There are no instant experts. There is no easy way to competence and knowledge. No pills. No sleep learning. No affirmations. Just slogging hard work. And until I have put that in, I'm not an expert. It's why grandfathers are wise, why old wives tell tales that matter.

Wednesday, August 02, 2006

Changing the Water

Here is a picture of a man changing the water. He is turning a metal wheel, which lifts a barrier between the feeder canal and the field. The specific irrigation technique is called flood irrigation.


This, I discovered as I was looking for a good picture of how it is done, is really a picture of how it was done. Very little irrigation uses this technology any longer, and most of that is in developing nations.

We now use a wide variety of sprinklers and drips and other water saving systems, some of which result in odd looking devices reminiscent of prehistoric animals out in the fields.

Monday, July 24, 2006

BaCar's Nomads

Once upon a time, there was a restaurant in Juneau called BaCar's (pronounced bakers, and named for the cook, Barry [who baked all the bread in the place], and his wife, Carlene). It was enchanted. The food was wonderful. I mean wonderful. The service was superb. The price was, for Alaska, reasonable. The Saturday Morning Breakfast Club ate there for over a decade. So did many, many other people.
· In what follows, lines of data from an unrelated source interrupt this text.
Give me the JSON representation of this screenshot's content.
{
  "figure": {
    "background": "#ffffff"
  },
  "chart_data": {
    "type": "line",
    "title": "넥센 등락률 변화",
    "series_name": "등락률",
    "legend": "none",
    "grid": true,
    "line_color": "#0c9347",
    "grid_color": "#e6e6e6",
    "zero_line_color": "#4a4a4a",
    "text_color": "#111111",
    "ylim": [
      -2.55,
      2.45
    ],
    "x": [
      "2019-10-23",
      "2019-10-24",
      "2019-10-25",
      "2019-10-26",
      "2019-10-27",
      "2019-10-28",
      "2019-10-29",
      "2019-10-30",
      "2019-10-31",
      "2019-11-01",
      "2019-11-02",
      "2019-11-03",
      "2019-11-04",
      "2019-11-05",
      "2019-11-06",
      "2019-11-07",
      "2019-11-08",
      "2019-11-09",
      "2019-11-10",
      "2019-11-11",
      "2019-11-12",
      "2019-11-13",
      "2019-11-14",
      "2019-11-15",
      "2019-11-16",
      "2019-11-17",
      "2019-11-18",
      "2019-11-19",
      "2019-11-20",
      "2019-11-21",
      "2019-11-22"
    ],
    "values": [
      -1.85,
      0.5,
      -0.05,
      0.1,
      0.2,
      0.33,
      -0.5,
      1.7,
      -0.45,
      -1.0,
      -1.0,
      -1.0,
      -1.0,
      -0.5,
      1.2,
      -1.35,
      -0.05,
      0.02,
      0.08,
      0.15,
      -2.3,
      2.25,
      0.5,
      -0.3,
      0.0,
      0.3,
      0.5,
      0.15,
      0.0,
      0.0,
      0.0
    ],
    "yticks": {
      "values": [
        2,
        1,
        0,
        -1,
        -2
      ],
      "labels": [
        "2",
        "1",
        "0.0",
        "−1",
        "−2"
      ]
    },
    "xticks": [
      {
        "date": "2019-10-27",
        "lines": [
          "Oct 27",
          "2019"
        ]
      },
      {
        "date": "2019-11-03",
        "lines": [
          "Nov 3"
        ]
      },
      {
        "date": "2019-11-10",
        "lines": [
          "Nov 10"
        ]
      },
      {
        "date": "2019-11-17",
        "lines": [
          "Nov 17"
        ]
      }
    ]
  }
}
Saturday breakfast at BaCar's was a tradition, and not just for people who lived downtown.

And then, oh then, they closed. Barry and Carlene had other things to do with their lives, and they left town and did them.
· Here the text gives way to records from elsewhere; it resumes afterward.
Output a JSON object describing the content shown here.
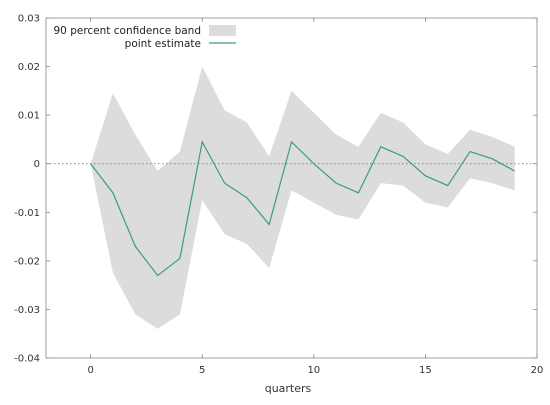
{
  "chart_data": {
    "type": "line",
    "xlabel": "quarters",
    "ylabel": "",
    "xlim": [
      -2,
      20
    ],
    "ylim": [
      -0.04,
      0.03
    ],
    "x_ticks": [
      0,
      5,
      10,
      15,
      20
    ],
    "x_tick_labels": [
      "0",
      "5",
      "10",
      "15",
      "20"
    ],
    "y_ticks": [
      -0.04,
      -0.03,
      -0.02,
      -0.01,
      0,
      0.01,
      0.02,
      0.03
    ],
    "y_tick_labels": [
      "-0.04",
      "-0.03",
      "-0.02",
      "-0.01",
      "0",
      "0.01",
      "0.02",
      "0.03"
    ],
    "grid": false,
    "zero_line": true,
    "legend_position": "top-left",
    "x": [
      0,
      1,
      2,
      3,
      4,
      5,
      6,
      7,
      8,
      9,
      10,
      11,
      12,
      13,
      14,
      15,
      16,
      17,
      18,
      19
    ],
    "series": [
      {
        "name": "90 percent confidence band",
        "type": "band",
        "color": "#dcdcdc",
        "upper": [
          0.0,
          0.0145,
          0.006,
          -0.0015,
          0.0025,
          0.02,
          0.011,
          0.0085,
          0.0015,
          0.015,
          0.0105,
          0.006,
          0.0035,
          0.0105,
          0.0085,
          0.004,
          0.002,
          0.007,
          0.0055,
          0.0035
        ],
        "lower": [
          0.0,
          -0.0225,
          -0.031,
          -0.034,
          -0.031,
          -0.0075,
          -0.0145,
          -0.0165,
          -0.0215,
          -0.0055,
          -0.008,
          -0.0105,
          -0.0115,
          -0.004,
          -0.0045,
          -0.008,
          -0.009,
          -0.003,
          -0.004,
          -0.0055
        ]
      },
      {
        "name": "point estimate",
        "type": "line",
        "color": "#3a9e7c",
        "values": [
          0.0,
          -0.006,
          -0.017,
          -0.023,
          -0.0195,
          0.0045,
          -0.004,
          -0.007,
          -0.0125,
          0.0045,
          0.0,
          -0.004,
          -0.006,
          0.0035,
          0.0015,
          -0.0025,
          -0.0045,
          0.0025,
          0.001,
          -0.0015
        ]
      }
    ]
  }
}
And the BaCar's Nomads have been stumbling around Juneau ever since, trying to find a regular place to have breakfast. Not as easy as one would imagine. There is one good place, but it only seats eight! (And Saturday breakfast at BaCar's seated 100 and more waiting.) There was the place we tried where they barely deigned to wait on us. (I'm sorry, if you don't want to make coffee or cook food at 8 a.m., perhaps you need to not open and act like you do?) There was the place with the undercooked waffles. The place with the overcooked eggs. Then, some of the BaCar's staff went to a new restaurant and we flocked there, only to discover that the prices were too high, the cook wasn't allowed to use as good or as many ingredients as he had before, the oatmeal was undercooked, and someone thought that the way to serve biscuits and gravy was with overcooked biscuits (think hockey puck here) that hadn't been opened, so that the gravy didn't penetrate.
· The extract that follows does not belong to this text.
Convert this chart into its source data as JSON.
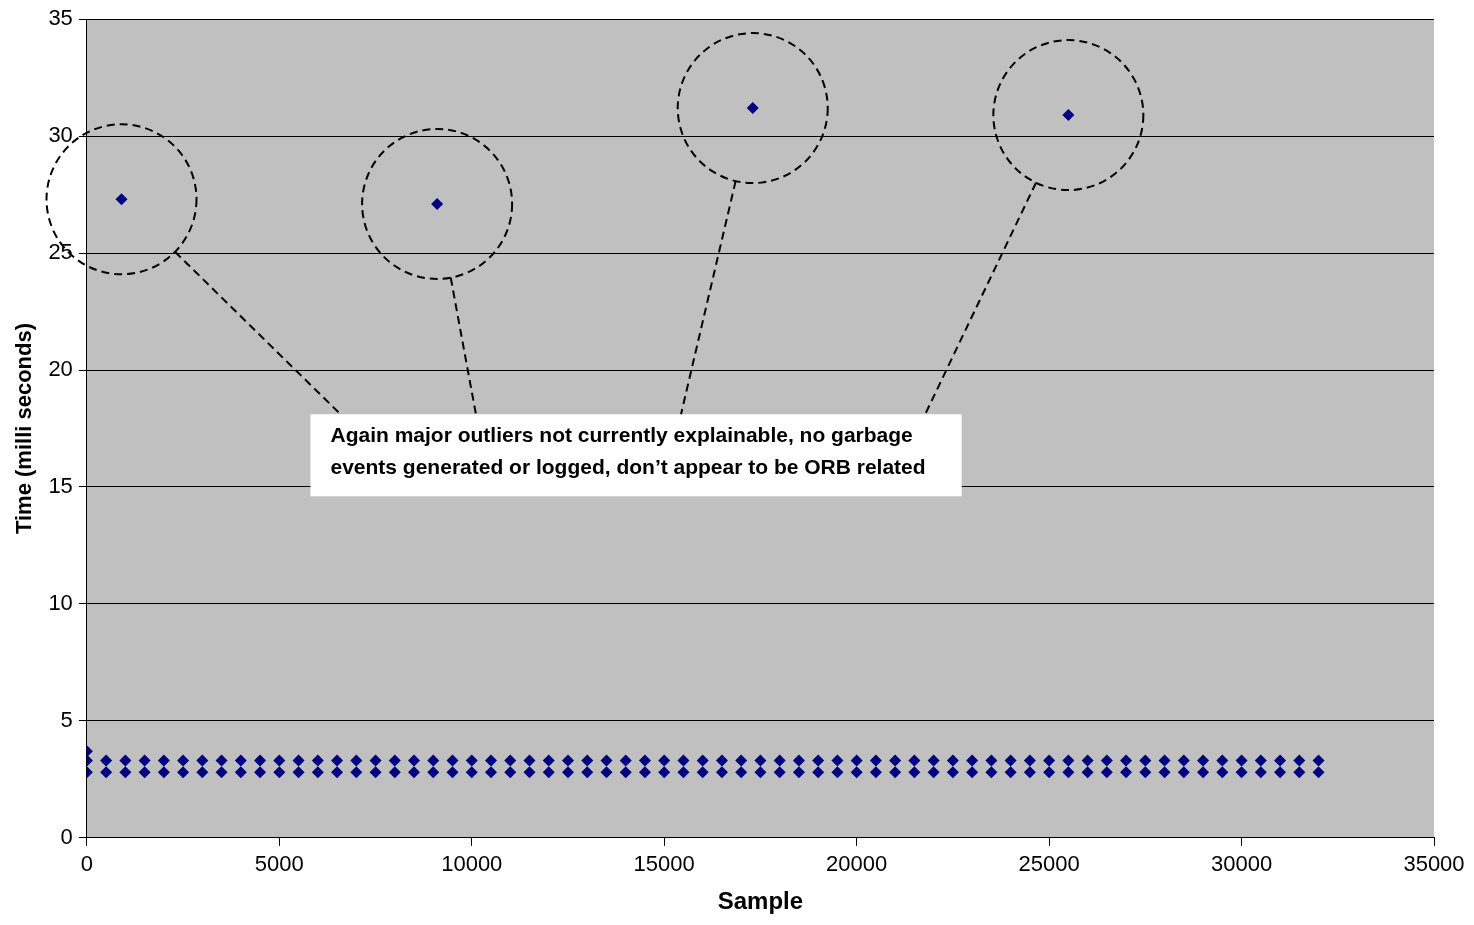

Finally, last Saturday we tried a brand new place that was the worst of all. We were seated in a Dead Zone, one of two tables that were apparently not in anyone's section. People who came in 20 minutes after us were eating and we still didn't have water (or coffee or the attention of any of the staff)! The people at the other Dead Zone table could only wait 45 minutes and had to leave before their food was served. People came out with the coffee pot and filled one cup, didn't look around to see if anyone else needed coffee, and fled back into the kitchen. The food was good. We're hoping they were just overwhelmed (the place was packed. The SMBC isn't the only group of BaCar's Nomads still searching for a home), giving them a couple of weeks, and going back. But, I'm not feeling overly hopeful here.

I want BaCar's back! Not that I suppose it matters what I want. But, I want it. I want a place that will allow substitutions of any sort as well as half and quarter orders. I want a place where the staff know my name and keep my coffee cup filled and know just how I like my eggs and that with oatmeal I want maple syrup and walnuts.